After a healthy turnout at that first meeting, plans to establish the Erath County Humane Society was in the works.

Whitis continued to use the newspaper to inform the community of the group's progress.

"One of our first contributors was the Terrell Foundation, I think that first donation was something like $3,000 and that was a substantial amount of money," Whitis recalled.

Whitis knew the one thing that would make the donor base grow was calling on influential community members - like District Judge Don Jones and local attorney Bob Glasgow.

"We had nothing, but people contributed," Whitis said.

With contributions and growing community interest, Whitis, by then an official member of the ECHS board of directors, addressed the Stephenville City Council in March 1984 and asked the city to lease land to the Humane Society to serve as a foundation for an animal shelter.

"Mrs. Whitis said the society was raising money to build the shelter from private funds, but needed the land to build it on.
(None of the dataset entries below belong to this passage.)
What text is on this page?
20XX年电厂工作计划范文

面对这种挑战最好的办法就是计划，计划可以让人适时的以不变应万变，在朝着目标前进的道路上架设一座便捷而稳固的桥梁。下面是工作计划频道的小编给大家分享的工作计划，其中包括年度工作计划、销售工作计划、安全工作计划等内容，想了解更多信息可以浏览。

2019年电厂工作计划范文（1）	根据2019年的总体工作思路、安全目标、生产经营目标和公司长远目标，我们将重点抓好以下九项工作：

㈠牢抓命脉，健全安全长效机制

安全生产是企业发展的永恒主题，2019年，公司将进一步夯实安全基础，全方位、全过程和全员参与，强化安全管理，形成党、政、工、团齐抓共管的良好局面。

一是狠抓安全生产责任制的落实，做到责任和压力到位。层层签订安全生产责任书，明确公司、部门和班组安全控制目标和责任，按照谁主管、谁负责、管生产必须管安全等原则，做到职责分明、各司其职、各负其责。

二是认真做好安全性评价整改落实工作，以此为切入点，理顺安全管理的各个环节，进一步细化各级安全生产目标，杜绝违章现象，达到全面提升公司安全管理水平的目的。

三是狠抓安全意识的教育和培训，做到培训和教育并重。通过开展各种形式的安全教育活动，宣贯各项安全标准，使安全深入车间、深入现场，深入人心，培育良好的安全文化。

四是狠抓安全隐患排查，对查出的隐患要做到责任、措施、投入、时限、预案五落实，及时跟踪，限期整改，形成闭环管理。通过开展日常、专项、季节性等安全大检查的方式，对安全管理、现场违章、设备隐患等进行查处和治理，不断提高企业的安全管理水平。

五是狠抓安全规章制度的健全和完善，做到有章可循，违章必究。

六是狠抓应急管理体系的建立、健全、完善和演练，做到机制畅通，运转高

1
She also requested $8,000 per year to operate the facility," Crouch told the Paw Ball crowd. "The council voted to let the society use the land, water and sewer free of charge and made a motion to include the money needed for operating in the next year’s budget."

With the land dedicated to the project and the city helping fund the operation, the organization approached local builder Phillip Hale about constructing the facility.
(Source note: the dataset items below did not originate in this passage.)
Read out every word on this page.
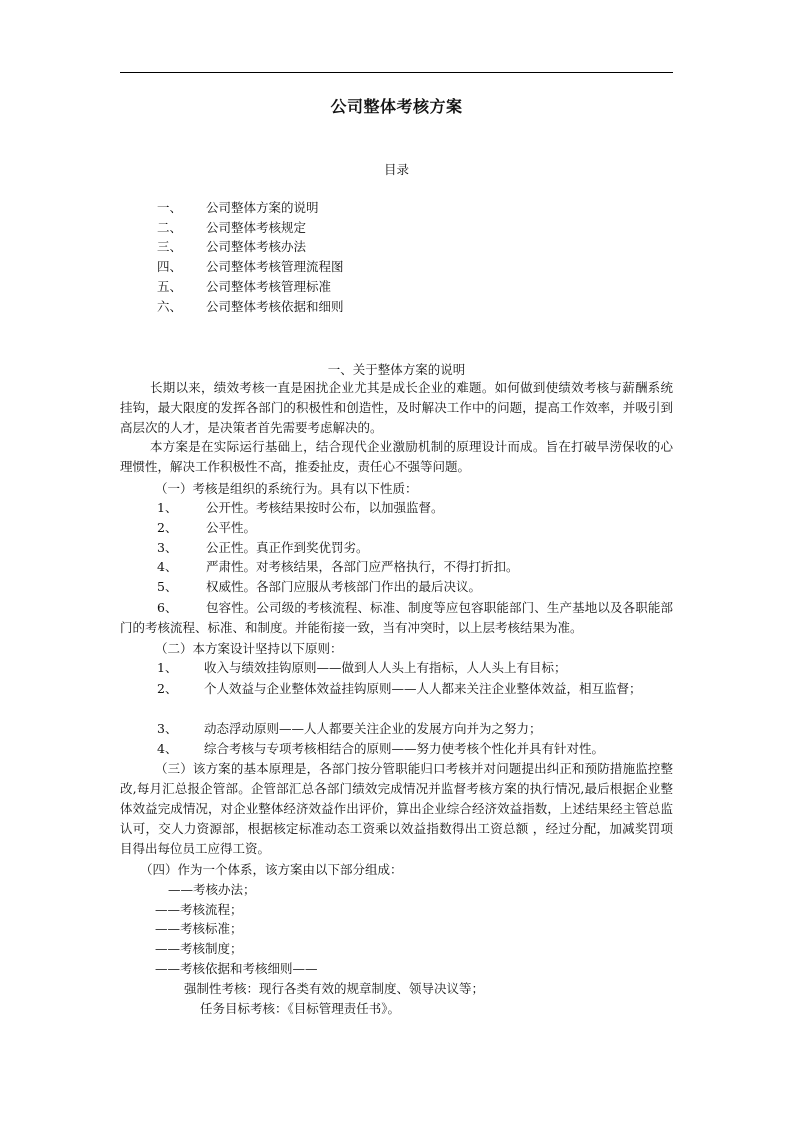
公司整体考核方案
目录
一、 公司整体方案的说明
二、 公司整体考核规定
三、 公司整体考核办法
四、 公司整体考核管理流程图
五、 公司整体考核管理标准
六、 公司整体考核依据和细则
一、关于整体方案的说明
长期以来，绩效考核一直是困扰企业尤其是成长企业的难题。如何做到使绩效考核与薪酬系统挂钩，最大限度的发挥各部门的积极性和创造性，及时解决工作中的问题，提高工作效率，并吸引到高层次的人才，是决策者首先需要考虑解决的。
本方案是在实际运行基础上，结合现代企业激励机制的原理设计而成。旨在打破旱涝保收的心理惯性，解决工作积极性不高，推委扯皮，责任心不强等问题。
（一）考核是组织的系统行为。具有以下性质：
1、 公开性。考核结果按时公布，以加强监督。
2、 公平性。
3、 公正性。真正作到奖优罚劣。
4、 严肃性。对考核结果，各部门应严格执行，不得打折扣。
5、 权威性。各部门应服从考核部门作出的最后决议。
6、	包容性。公司级的考核流程、标准、制度等应包容职能部门、生产基地以及各职能部门的考核流程、标准、和制度。并能衔接一致，当有冲突时，以上层考核结果为准。
（二）本方案设计坚持以下原则：
1、 收入与绩效挂钩原则——做到人人头上有指标，人人头上有目标；
2、 个人效益与企业整体效益挂钩原则——人人都来关注企业整体效益，相互监督；
3、 动态浮动原则——人人都要关注企业的发展方向并为之努力；
4、 综合考核与专项考核相结合的原则——努力使考核个性化并具有针对性。
（三）该方案的基本原理是，各部门按分管职能归口考核并对问题提出纠正和预防措施监控整改,每月汇总报企管部。企管部汇总各部门绩效完成情况并监督考核方案的执行情况,最后根据企业整体效益完成情况，对企业整体经济效益作出评价，算出企业综合经济效益指数，上述结果经主管总监认可，交人力资源部，根据核定标准动态工资乘以效益指数得出工资总额 ，经过分配，加减奖罚项目得出每位员工应得工资。
（四）作为一个体系，该方案由以下部分组成：
——考核办法；
——考核流程；
——考核标准；
——考核制度；
——考核依据和考核细则——
强制性考核：现行各类有效的规章制度、领导决议等；
任务目标考核：《目标管理责任书》。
"He said he would build it and we could pay him when we got the money," Whitis recalled. "By the time he finished, we hosted a banquet and had enough money to pay for the construction."

The city then agreed to have animal control officers deliver animals to the shelter, and the county also offered funding.
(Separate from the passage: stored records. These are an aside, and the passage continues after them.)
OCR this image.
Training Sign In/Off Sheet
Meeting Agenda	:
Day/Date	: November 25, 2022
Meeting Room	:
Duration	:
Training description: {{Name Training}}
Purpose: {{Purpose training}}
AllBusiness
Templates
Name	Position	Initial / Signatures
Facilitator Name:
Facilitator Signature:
One of the animal control officers, Judy Hallmark, later became the facility's director, a position she still holds.

Today, ECHS shelters stray and works to find them a home, investigates cruelty calls and does minor vet work.

Whitis is still an ex-officio board member who keeps a watchful eye on shelter operations. She said there are many other people who were instrumental in starting the shelter all those years ago.

"There are so many individuals and companies that contributed to the establishment of the Erath County Humane Society that it would be impossible to name them all," Whitis said. "Bob Brincefield, John Darby, Marla Bush, Pat Schmidt, Billye Cook, Dr. Jim and Sandy Herbertson, Dr. Eugene Atkinson, Pinkie and Hilde Swindle, Jim Chambers, Bob Glasgow, District Judge Don Jones, Dr. Ken Dorris, Bob Scott, Nan Holcomb, Iva Marr, Dr. Don Fletcher, Dr. Verne Scott, Garry and Beth Lewellan, Bill and Dottie Corbin, Bill Oxford, David Clayton, Dr. Vance Terrell, Dr. Jim Terrell, Dr. Frank Terrell and Connie Malloy. The list is endless."

Over the years, Whitis said she has witnessed a shift in how Erath residents treat animals.

"People will now take animals to the shelter and we see less dumped on the side of the road," she said. "People love animals and don't like to see them mistreated and abused."

On Saturday, Crouch told the crowd that Whitis, 82, was the motivating force behind the organization that protects creatures both great and small.

"None of us would be here today had it not been for the concerned citizens who had a vision and banded together to establish the Erath County Humane Society — a place of protection for man’s best friend," Crouch said. "One person in particular is Joyce Whitis. For several years, Joyce wrote the beloved column 'Animal Tales' in the Stephenville Empire-Tribune.

"Her coverage of animal issues in our area was actually a first-hand account of issues such as neglect, cruelty or abandonment. Joyce often rescued these animals herself, whether from a bar ditch, briar patch or through a court order to seize animals that were being abused. Her tireless work and dedication to this community’s animals, as well as the countless stories she shared as a voice for those who could not speak for themselves makes her a hero. Thank you Joyce Whitis for making our community a better place to live — for all of us."